2025 Cohort of HGHI Burke Global Health Fellows

Rose Olson
MD, MPH
“The Burke Fellowship will be instrumental in advancing our work to improve mental health treatment in Sierra Leone, enabling our team to develop effective, accessible mental health interventions for some of the world’s most underserved populations. As an early-stage investigator, this support is critical to launching a research career dedicated to global health equity and trauma-informed care.”
– Rose Olson
Dr. Olson is a women’s health researcher and internal medicine physician investigating the long-term physical and psychological health effects of trauma, including intimate partner and sexual violence. She develops trauma-informed, evidence-based interventions to improve outcomes for survivors. Dr. Olson completed the Doris and Howard Hiatt Residency in Global Health Equity and Internal Medicine and the Global Women’s Health Fellowship at Brigham and Women’s Hospital and earned her MPH from the Harvard T.H. Chan School of Public Health. In addition to academic research, she collaborates with global organizations—including the WHO Violence Against Women team and Physicians for Human Rights—to advance trauma-informed global health policy. Her long-term goal is to strengthen healthcare systems to better address the health consequences of trauma through increased awareness, scalable interventions, and policy change.
Project Title: “Resona: A Self-Directed, Mobile PTSD Support Platform for Survivors of Sexual Assault in Sierra Leone”
Project Description: Post-traumatic stress disorder (PTSD) is a common consequence of sexual assault, with up to 75% of survivors experiencing PTSD after one month, and 40% after one year. Although effective treatments exist, barriers such as stigma and poor accessibility prevent most survivors from receiving potentially life-saving mental healthcare. These challenges are particularly significant in Sierra Leone, a country with one of the highest rates of gender-based violence globally, yet only three psychiatrists serve its 8 million people. As mobile phones are increasingly used across Sierra Leone, digital interventions offer unique potential to overcome access challenges. “Resona” is a self-directed, scalable PTSD treatment that adapts narrative processing therapy for mobile delivery. This study will support the user-centered co-design of the Resona prototype and test the preliminary usability of this novel, mobile PTSD treatment.

David Roach
MD, MBA, MSc
“The Burke Fellowship is providing a critical source of support that will allow me to partner with collaborators in Peru to demonstrate that the technology that we have have developed to quickly and cheaply diagnose resistant bacterial infections not only works in a laboratory in Boston but also in a hospital in Peru. In doing so, we hope to show that effective diagnostics can be available in all areas of the world, not just in well-resourced settings.”
– David Roach
Dr. Roach’s research interest lies in using techniques in bacterial genomics to better understand important global pathogens such as Klebsiella pneumoniae. He also is developing novel gene-based diagnostic platforms to rapidly and cheaply detect bacterial infections of the bloodstream and to characterize their resistance patterns. His goal is to develop the next generation of bacterial diagnostics that are compatible with low-resource environments around the world, as these are the areas most heavily impacted by bacterial infections. He has a longstanding collaboration with researchers in Peru who have helped make this research possible. Clinically, he is interested in general infectious disease, the management of complex bloodstream infections, and how decision making is impacted with emerging diagnostics.

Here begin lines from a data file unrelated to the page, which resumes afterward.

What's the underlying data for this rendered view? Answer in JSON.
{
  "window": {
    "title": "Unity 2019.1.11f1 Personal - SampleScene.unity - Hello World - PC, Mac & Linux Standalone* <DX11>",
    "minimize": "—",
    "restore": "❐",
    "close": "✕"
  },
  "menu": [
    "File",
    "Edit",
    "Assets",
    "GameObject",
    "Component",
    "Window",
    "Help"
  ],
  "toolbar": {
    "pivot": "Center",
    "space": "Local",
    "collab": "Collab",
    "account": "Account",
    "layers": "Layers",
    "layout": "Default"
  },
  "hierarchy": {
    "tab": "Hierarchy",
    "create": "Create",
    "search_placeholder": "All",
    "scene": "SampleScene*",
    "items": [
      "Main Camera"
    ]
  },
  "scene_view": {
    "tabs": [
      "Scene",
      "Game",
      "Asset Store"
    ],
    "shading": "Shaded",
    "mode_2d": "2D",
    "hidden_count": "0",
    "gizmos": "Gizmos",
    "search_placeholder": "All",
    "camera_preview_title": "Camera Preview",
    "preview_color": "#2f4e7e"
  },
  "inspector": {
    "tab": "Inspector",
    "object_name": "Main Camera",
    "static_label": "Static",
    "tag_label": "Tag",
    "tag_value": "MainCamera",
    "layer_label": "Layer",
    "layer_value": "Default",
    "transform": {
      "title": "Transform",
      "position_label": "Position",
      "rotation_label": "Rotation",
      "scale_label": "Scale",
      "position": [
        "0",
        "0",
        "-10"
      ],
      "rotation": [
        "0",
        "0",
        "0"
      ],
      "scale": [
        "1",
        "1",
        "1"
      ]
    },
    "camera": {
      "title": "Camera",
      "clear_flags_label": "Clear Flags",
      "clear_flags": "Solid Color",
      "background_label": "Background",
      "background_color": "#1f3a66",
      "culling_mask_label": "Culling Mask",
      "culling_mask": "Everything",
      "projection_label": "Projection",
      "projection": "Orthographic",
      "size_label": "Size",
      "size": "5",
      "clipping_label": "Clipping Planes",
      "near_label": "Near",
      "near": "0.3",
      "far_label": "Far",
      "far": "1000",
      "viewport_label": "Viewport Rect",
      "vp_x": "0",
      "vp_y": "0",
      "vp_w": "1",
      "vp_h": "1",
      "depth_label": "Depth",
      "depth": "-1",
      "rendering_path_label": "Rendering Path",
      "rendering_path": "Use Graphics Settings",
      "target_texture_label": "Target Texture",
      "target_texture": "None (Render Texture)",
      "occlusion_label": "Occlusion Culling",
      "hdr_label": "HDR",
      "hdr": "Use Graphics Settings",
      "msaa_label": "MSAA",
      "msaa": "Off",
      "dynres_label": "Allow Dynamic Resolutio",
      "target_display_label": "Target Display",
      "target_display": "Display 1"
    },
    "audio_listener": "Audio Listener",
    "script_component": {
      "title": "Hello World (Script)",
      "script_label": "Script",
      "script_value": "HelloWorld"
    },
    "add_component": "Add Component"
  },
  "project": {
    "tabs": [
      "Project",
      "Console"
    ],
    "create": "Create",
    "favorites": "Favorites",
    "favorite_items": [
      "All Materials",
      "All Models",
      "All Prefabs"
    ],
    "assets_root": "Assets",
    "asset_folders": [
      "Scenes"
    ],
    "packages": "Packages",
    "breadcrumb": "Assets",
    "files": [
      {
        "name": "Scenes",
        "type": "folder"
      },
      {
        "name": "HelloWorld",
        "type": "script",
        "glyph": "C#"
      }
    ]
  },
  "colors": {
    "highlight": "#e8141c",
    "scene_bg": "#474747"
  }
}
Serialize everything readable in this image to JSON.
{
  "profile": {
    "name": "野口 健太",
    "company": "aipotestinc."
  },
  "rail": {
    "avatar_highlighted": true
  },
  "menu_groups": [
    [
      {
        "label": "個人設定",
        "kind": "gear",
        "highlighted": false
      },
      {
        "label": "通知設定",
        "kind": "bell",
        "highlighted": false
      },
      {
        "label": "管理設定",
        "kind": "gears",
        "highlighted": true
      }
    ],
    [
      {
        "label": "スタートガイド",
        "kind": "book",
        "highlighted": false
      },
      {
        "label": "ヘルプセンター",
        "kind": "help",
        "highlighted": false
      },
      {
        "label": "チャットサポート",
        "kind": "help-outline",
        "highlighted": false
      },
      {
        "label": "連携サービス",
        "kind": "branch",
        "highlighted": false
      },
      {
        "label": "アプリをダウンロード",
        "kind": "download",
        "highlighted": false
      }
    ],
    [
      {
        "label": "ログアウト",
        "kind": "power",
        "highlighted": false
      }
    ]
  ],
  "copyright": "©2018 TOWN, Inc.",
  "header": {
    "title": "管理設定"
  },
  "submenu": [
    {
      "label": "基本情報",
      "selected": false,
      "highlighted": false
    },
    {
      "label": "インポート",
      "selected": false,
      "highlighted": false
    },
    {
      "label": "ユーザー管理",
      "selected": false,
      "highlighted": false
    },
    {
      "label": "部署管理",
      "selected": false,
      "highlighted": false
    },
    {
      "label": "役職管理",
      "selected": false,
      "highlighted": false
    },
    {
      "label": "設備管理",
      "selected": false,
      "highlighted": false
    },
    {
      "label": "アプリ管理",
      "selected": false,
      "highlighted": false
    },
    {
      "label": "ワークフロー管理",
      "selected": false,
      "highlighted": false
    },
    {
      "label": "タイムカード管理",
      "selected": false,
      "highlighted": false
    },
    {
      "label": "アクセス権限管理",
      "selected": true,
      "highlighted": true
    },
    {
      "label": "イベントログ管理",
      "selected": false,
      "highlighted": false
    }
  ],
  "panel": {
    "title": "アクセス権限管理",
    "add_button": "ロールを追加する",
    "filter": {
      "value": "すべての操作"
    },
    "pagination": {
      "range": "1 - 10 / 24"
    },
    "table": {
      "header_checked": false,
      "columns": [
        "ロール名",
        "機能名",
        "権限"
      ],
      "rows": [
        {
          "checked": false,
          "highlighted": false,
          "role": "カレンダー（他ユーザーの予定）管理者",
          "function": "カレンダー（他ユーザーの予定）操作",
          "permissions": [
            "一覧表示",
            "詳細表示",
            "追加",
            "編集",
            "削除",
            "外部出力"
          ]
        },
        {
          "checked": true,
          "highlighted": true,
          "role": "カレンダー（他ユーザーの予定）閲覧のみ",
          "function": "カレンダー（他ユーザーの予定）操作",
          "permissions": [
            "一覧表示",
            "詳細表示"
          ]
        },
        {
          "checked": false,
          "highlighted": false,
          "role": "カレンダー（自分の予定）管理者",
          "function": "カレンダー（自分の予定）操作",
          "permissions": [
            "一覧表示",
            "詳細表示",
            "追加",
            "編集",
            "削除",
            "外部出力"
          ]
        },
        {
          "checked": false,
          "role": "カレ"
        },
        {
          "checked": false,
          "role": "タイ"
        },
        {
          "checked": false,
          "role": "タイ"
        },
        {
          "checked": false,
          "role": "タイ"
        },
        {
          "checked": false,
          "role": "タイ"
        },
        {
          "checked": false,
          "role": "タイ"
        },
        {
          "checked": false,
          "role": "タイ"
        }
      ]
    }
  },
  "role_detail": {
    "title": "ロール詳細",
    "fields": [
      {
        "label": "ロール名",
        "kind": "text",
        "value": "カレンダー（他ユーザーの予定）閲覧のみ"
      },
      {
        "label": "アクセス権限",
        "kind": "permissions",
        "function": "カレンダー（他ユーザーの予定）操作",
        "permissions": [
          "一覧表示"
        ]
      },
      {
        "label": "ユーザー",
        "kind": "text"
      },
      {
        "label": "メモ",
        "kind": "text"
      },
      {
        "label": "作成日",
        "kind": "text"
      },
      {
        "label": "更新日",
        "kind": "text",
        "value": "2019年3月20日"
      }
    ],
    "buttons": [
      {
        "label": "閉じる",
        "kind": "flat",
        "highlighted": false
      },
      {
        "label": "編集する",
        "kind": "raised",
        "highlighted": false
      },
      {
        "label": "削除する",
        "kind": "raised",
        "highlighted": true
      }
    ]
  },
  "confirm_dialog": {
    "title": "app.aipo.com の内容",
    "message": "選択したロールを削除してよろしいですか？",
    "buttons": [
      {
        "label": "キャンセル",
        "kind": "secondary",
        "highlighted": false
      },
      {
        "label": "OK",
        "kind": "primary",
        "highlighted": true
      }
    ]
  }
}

Project Title: “Deploying BADLOCK in Peru: A Low-Cost Solution for Rapid Detection of Resistant Bloodstream Infections”
Project Description: Antimicrobial-resistant (AMR) bacterial infections are a growing global health crisis, causing nearly 5 million deaths annually, with the highest impact in low- and middle-income countries (LMICs). Limited diagnostic infrastructure in these regions hampers the timely identification of bloodstream infections (BSIs), leading to delayed and ineffective treatment. To address this critical gap, we have developed BADLOCK, a CRISPR-Cas based diagnostic assay that is low-cost and designed to detect bacterial species and key AMR genes directly from blood cultures. In collaboration with partners in Peru, we aim to: 1) perform a needs assessment at participating hospitals to identify diagnostic targets, 2) refine the assay using a curated collection of sequenced clinical isolates from the region to define genotypic drivers of AMR, and 3) conduct a pilot study at three clinical sites to evaluate BADLOCK’s feasibility and performance in an LMIC. This project aims to demonstrate BADLOCK’s potential as a diagnostic tool for managing AMR infections while emphasizing a potential paradigm shift toward adopting low-cost, gene-based approaches for bacterial diagnostics in LMICs.